Zwischen Wissen und Wahn
Verschwörungstheorien stellen bestehende Paradigmen infrage. Ab wann wird aus gesunder Skepsis aber Wahn? Und wie kann gesunder Aktionismus aussehen?
Kaum jemand würde behaupten, dass die Welt, wie wir sie medial vermittelt bekommen, ein Abbild einer alternativlosen Realität ist. Niemand würde ernsthaft leugnen, dass es korrupte Verbindungen zwischen Politik, Wissenschaft und Industrie gibt. Solch eine Haltung würde fast jeder als naiv bezeichnen. Das andere Ende des Spektrums ist aber schwerer zu greifen: Wie weit gehen die Machenschaften dieser Eliten? Wer sind sie, woher kommen sie? Und warum wird eine solche Haltung öffentlich diskreditiert? Schließlich: Ab wann verlässt eine Theorie den Rahmen gesunder Skepsis?

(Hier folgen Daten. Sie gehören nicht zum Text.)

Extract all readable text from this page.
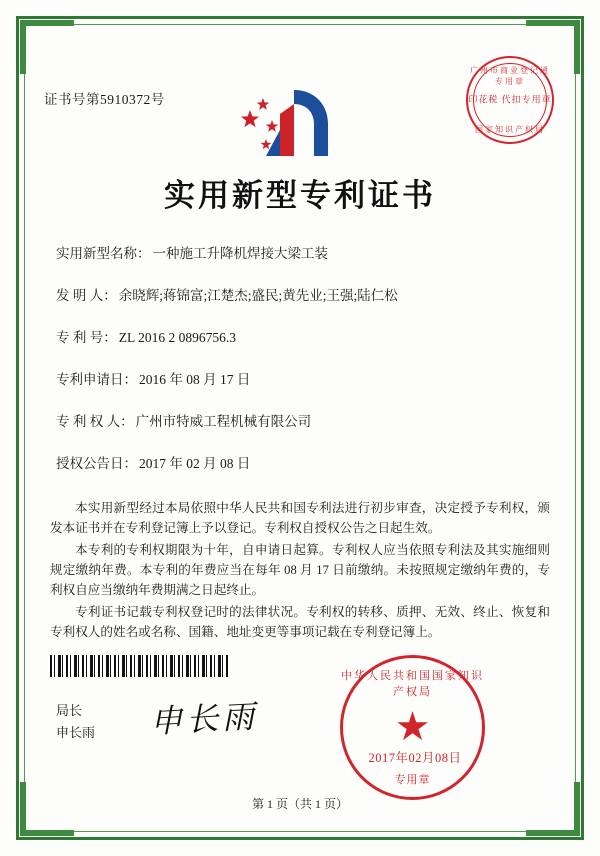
证书号第5910372号
广州市商业登记通专用章
印花税 代扣专用章
国家知识产权局
实用新型专利证书
实用新型名称： 一种施工升降机焊接大梁工装
发 明 人： 余晓辉;蒋锦富;江楚杰;盛民;黄先业;王强;陆仁松
专 利 号： ZL 2016 2 0896756.3
专利申请日： 2016 年 08 月 17 日
专 利 权 人： 广州市特威工程机械有限公司
授权公告日： 2017 年 02 月 08 日

本实用新型经过本局依照中华人民共和国专利法进行初步审查，决定授予专利权，颁发本证书并在专利登记簿上予以登记。专利权自授权公告之日起生效。

本专利的专利权期限为十年，自申请日起算。专利权人应当依照专利法及其实施细则规定缴纳年费。本专利的年费应当在每年 08 月 17 日前缴纳。未按照规定缴纳年费的，专利权自应当缴纳年费期满之日起终止。

专利证书记载专利权登记时的法律状况。专利权的转移、质押、无效、终止、恢复和专利权人的姓名或名称、国籍、地址变更等事项记载在专利登记簿上。

局长
申长雨 申长雨
中华人民共和国国家知识产权局
★
专用章
2017年02月08日
第 1 页（共 1 页）
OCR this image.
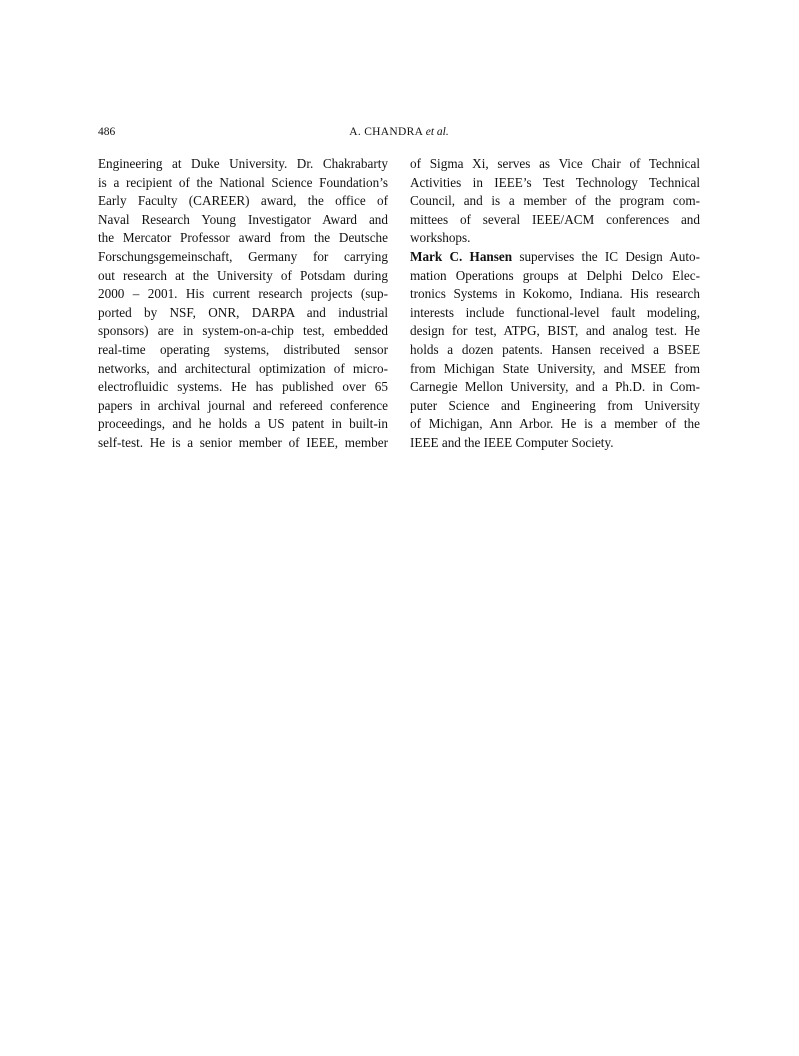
486	A. CHANDRA et al.
Engineering at Duke University. Dr. Chakrabarty
is a recipient of the National Science Foundation’s
Early Faculty (CAREER) award, the office of
Naval Research Young Investigator Award and
the Mercator Professor award from the Deutsche
Forschungsgemeinschaft, Germany for carrying
out research at the University of Potsdam during
2000 – 2001. His current research projects (sup-
ported by NSF, ONR, DARPA and industrial
sponsors) are in system-on-a-chip test, embedded
real-time operating systems, distributed sensor
networks, and architectural optimization of micro-
electrofluidic systems. He has published over 65
papers in archival journal and refereed conference
proceedings, and he holds a US patent in built-in
self-test. He is a senior member of IEEE, member
of Sigma Xi, serves as Vice Chair of Technical
Activities in IEEE’s Test Technology Technical
Council, and is a member of the program com-
mittees of several IEEE/ACM conferences and
workshops.
Mark C. Hansen supervises the IC Design Auto-
mation Operations groups at Delphi Delco Elec-
tronics Systems in Kokomo, Indiana. His research
interests include functional-level fault modeling,
design for test, ATPG, BIST, and analog test. He
holds a dozen patents. Hansen received a BSEE
from Michigan State University, and MSEE from
Carnegie Mellon University, and a Ph.D. in Com-
puter Science and Engineering from University
of Michigan, Ann Arbor. He is a member of the
IEEE and the IEEE Computer Society.
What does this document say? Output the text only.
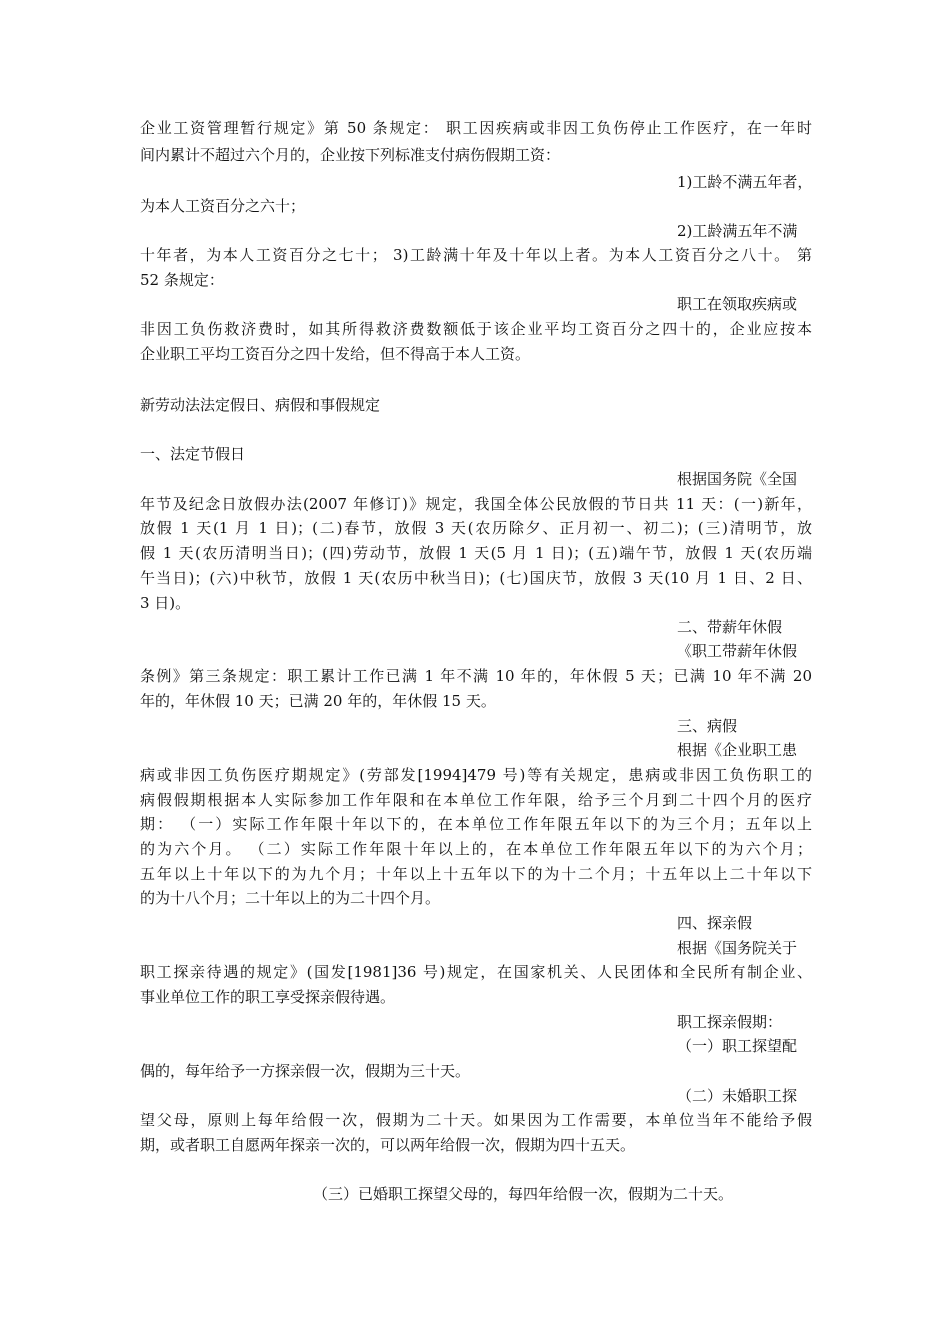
企业工资管理暂行规定》第 50 条规定： 职工因疾病或非因工负伤停止工作医疗，在一年时
间内累计不超过六个月的，企业按下列标准支付病伤假期工资：
1)工龄不满五年者，
为本人工资百分之六十；
2)工龄满五年不满
十年者，为本人工资百分之七十； 3)工龄满十年及十年以上者。为本人工资百分之八十。 第
52 条规定：
职工在领取疾病或
非因工负伤救济费时，如其所得救济费数额低于该企业平均工资百分之四十的，企业应按本
企业职工平均工资百分之四十发给，但不得高于本人工资。
新劳动法法定假日、病假和事假规定
一、法定节假日
根据国务院《全国
年节及纪念日放假办法(2007 年修订)》规定，我国全体公民放假的节日共 11 天：(一)新年，
放假 1 天(1 月 1 日)；(二)春节，放假 3 天(农历除夕、正月初一、初二)；(三)清明节，放
假 1 天(农历清明当日)；(四)劳动节，放假 1 天(5 月 1 日)；(五)端午节，放假 1 天(农历端
午当日)；(六)中秋节，放假 1 天(农历中秋当日)；(七)国庆节，放假 3 天(10 月 1 日、2 日、
3 日)。
二、带薪年休假
《职工带薪年休假
条例》第三条规定：职工累计工作已满 1 年不满 10 年的，年休假 5 天；已满 10 年不满 20
年的，年休假 10 天；已满 20 年的，年休假 15 天。
三、病假
根据《企业职工患
病或非因工负伤医疗期规定》(劳部发[1994]479 号)等有关规定，患病或非因工负伤职工的
病假假期根据本人实际参加工作年限和在本单位工作年限，给予三个月到二十四个月的医疗
期： （一）实际工作年限十年以下的，在本单位工作年限五年以下的为三个月；五年以上
的为六个月。 （二）实际工作年限十年以上的，在本单位工作年限五年以下的为六个月；
五年以上十年以下的为九个月；十年以上十五年以下的为十二个月；十五年以上二十年以下
的为十八个月；二十年以上的为二十四个月。
四、探亲假
根据《国务院关于
职工探亲待遇的规定》(国发[1981]36 号)规定，在国家机关、人民团体和全民所有制企业、
事业单位工作的职工享受探亲假待遇。
职工探亲假期：
（一）职工探望配
偶的，每年给予一方探亲假一次，假期为三十天。
（二）未婚职工探
望父母，原则上每年给假一次，假期为二十天。如果因为工作需要，本单位当年不能给予假
期，或者职工自愿两年探亲一次的，可以两年给假一次，假期为四十五天。
（三）已婚职工探望父母的，每四年给假一次，假期为二十天。
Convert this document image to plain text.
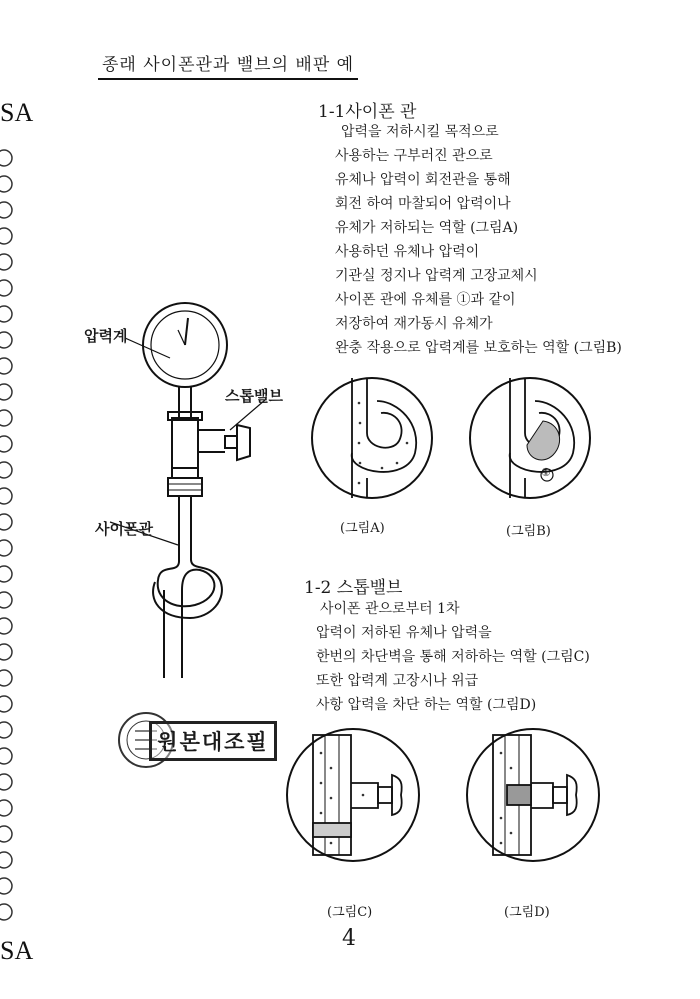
SA
SA
종래 사이폰관과 밸브의 배판 예
1-1사이폰 관
압력을 저하시킬 목적으로
사용하는 구부러진 관으로
유체나 압력이 회전관을 통해
회전 하여 마찰되어 압력이나
유체가 저하되는 역할 (그림A)
사용하던 유체나 압력이
기관실 정지나 압력계 고장교체시
사이폰 관에 유체를 ①과 같이
저장하여 재가동시 유체가
완충 작용으로 압력계를 보호하는 역할 (그림B)
압력계
스톱밸브
사이폰관	(그림A)
①
(그림B)
1-2 스톱밸브
사이폰 관으로부터 1차
압력이 저하된 유체나 압력을
한번의 차단벽을 통해 저하하는 역할 (그림C)
또한 압력계 고장시나 위급
사항 압력을 차단 하는 역할 (그림D)
원본대조필
(그림C)	(그림D)
4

Verschwörungstheorien sind zunächst nichts Schlechtes. Es sind Hypothesen zur Wahrheitsfindung. Ohne Verschwörungstheorien gäbe es kaum Fortschritt. Christoph Kolumbus, Martin Luther und Isaac Newton waren in diesem Sinne Verschwörungstheoretiker, genauso wie Galileo Galilei oder Albert Einstein. Der Verschwörungstheoretiker hält ein bestehendes Paradigma für ein vorsätzlich installiertes oder aus Unwissenheit etabliertes Glaubenskonstrukt, welches infrage gestellt werden muss. Damit bahnt er neuen Erkenntnissen den Weg. Das geht nicht ohne Widerstände.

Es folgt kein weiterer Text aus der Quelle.